Moet je oppassen dat je niet te veel doet?

Ik was heel ambitieus en wilde meteen in twee jaar eindexamen doen, maar dat levert te veel stress op. Ik moet kijken naar de dingen die ik heb bereikt en niet allerlei doelen stellen. Ik moet het rustig opbouwen. Als ik een wiskundesom doe, is dat heel wat, want ik deed ervoor helemaal niks.

Wat je wil later gaan doen?

Ik ben nu bezig met school en heb nog geen grote doelen. Ik wil eerst gewoon kijken of ik mijn school af kan maken binnen drie à vier jaar. Dan kijk ik wel wat ik ga doen. Ik merk dat het me heel veel stress oplevert als ik plannen ga maken. Dat kan ik beter niet doen.

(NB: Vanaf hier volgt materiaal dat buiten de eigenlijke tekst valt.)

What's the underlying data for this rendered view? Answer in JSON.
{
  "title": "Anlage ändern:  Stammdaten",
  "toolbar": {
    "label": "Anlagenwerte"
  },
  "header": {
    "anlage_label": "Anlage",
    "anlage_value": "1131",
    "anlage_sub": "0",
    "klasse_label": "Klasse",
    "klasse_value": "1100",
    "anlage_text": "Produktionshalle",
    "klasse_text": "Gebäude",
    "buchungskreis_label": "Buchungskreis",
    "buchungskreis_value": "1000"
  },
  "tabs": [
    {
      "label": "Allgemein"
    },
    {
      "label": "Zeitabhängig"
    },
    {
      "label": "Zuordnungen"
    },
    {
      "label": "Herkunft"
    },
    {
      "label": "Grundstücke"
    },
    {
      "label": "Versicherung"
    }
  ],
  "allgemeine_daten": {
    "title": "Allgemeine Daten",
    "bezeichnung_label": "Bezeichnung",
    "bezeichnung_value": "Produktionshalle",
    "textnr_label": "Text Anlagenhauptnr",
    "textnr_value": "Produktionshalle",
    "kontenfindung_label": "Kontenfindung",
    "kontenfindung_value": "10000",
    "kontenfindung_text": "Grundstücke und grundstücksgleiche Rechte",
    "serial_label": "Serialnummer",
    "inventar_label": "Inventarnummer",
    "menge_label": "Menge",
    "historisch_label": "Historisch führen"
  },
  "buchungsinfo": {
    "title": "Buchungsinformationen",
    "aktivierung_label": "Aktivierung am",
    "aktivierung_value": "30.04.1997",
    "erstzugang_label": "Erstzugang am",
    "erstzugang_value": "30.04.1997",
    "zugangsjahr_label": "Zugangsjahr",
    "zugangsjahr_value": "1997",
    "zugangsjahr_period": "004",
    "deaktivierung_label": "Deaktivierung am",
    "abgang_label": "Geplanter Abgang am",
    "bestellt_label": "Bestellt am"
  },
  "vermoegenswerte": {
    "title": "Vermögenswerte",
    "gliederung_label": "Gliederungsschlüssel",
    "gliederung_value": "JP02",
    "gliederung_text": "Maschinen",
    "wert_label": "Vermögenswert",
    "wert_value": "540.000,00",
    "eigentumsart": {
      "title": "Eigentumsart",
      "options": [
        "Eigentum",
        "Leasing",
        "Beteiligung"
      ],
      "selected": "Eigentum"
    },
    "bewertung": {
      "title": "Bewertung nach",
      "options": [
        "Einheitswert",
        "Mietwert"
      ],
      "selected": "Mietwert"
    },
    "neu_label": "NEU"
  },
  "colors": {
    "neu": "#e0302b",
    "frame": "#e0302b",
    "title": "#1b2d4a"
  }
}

Heb je er wel eens met vrienden over gesproken?

In het begin vermeed ik het heel erg. Ik dacht dat ik er niet met iedereen over kon praten. Psychotisch is ook een raar woord, je weet dat het iets met hallucinaties te maken heeft, maar niet meer dan dat. Maar weinig mensen weten wat het inhoudt. Veel vrienden hebben me laten vallen. Als zij ook voorlichting hadden gehad, hadden ze misschien veel beter met mij om kunnen gaan. Nu vonden ze me raar denk ik, ‘die is gek’. Zo dacht ik er vroeger zelf ook over, als ik iemand met een psychose op straat zag lopen. Nu zou ik me wel afvragen wat diegene zou hebben. Daar heb ik een andere kijk op gekregen.

Mensen in je omgeving begrijpen vaak helemaal niet wat er aan de hand is?

Ja, dat maakt het ook moeilijk om mee te dealen. Mijn blowgroepje waren geen heel goede vrienden. Ze gingen zich er niet echt in verdiepen. Alleen heel goede vrienden deden dat wel.

Die vriendin die zich zorgen maakte, zie je die nog?

Ja, soms nog. We hebben ons eigen leven en daardoor zien we elkaar minder. Haar ouders zaten allebei in de zorg en die begrepen het daardoor beter. Ik denk dat als iedereen educatie over psychose zou krijgen, mensen die het hebben dan niet buiten zouden worden gesloten.

Kun je je leven weer oppakken?

Ik heb daar wel moeite mee. Het is heel lastig weer een ritme te krijgen. Goed eten, vroeg naar bed gaan, op dezelfde tijd dingen doen, je medicatie op dezelfde tijd nemen. Sporten in de ochtend.

Sport je weer?

Jazeker. Ik loop weer hard met mijn vader. We trainden voor de marathon, maar die is gecanceld. Nu is het dagelijkse routine. In het begin had ik geen zin, maar ik merk wel dat het helpt. Zeker als je geen zin hebt in de ochtend en je doet het toch, dan is het wel een overwinning. Het maakt mij heel fris en klaar voor de dag. Soort van koffie voor mij.

Heb je nog een tip voor anderen?

Iedereen zegt het, maar ik zeg het nog een keer; houd het ritme vast, ook al is het zwaar. Ook al denk je dat je niet verder komt, elke dag is beter dan gister. Ook als je denkt dat het slecht gaat en in de put zit, daar leer je ook weer van.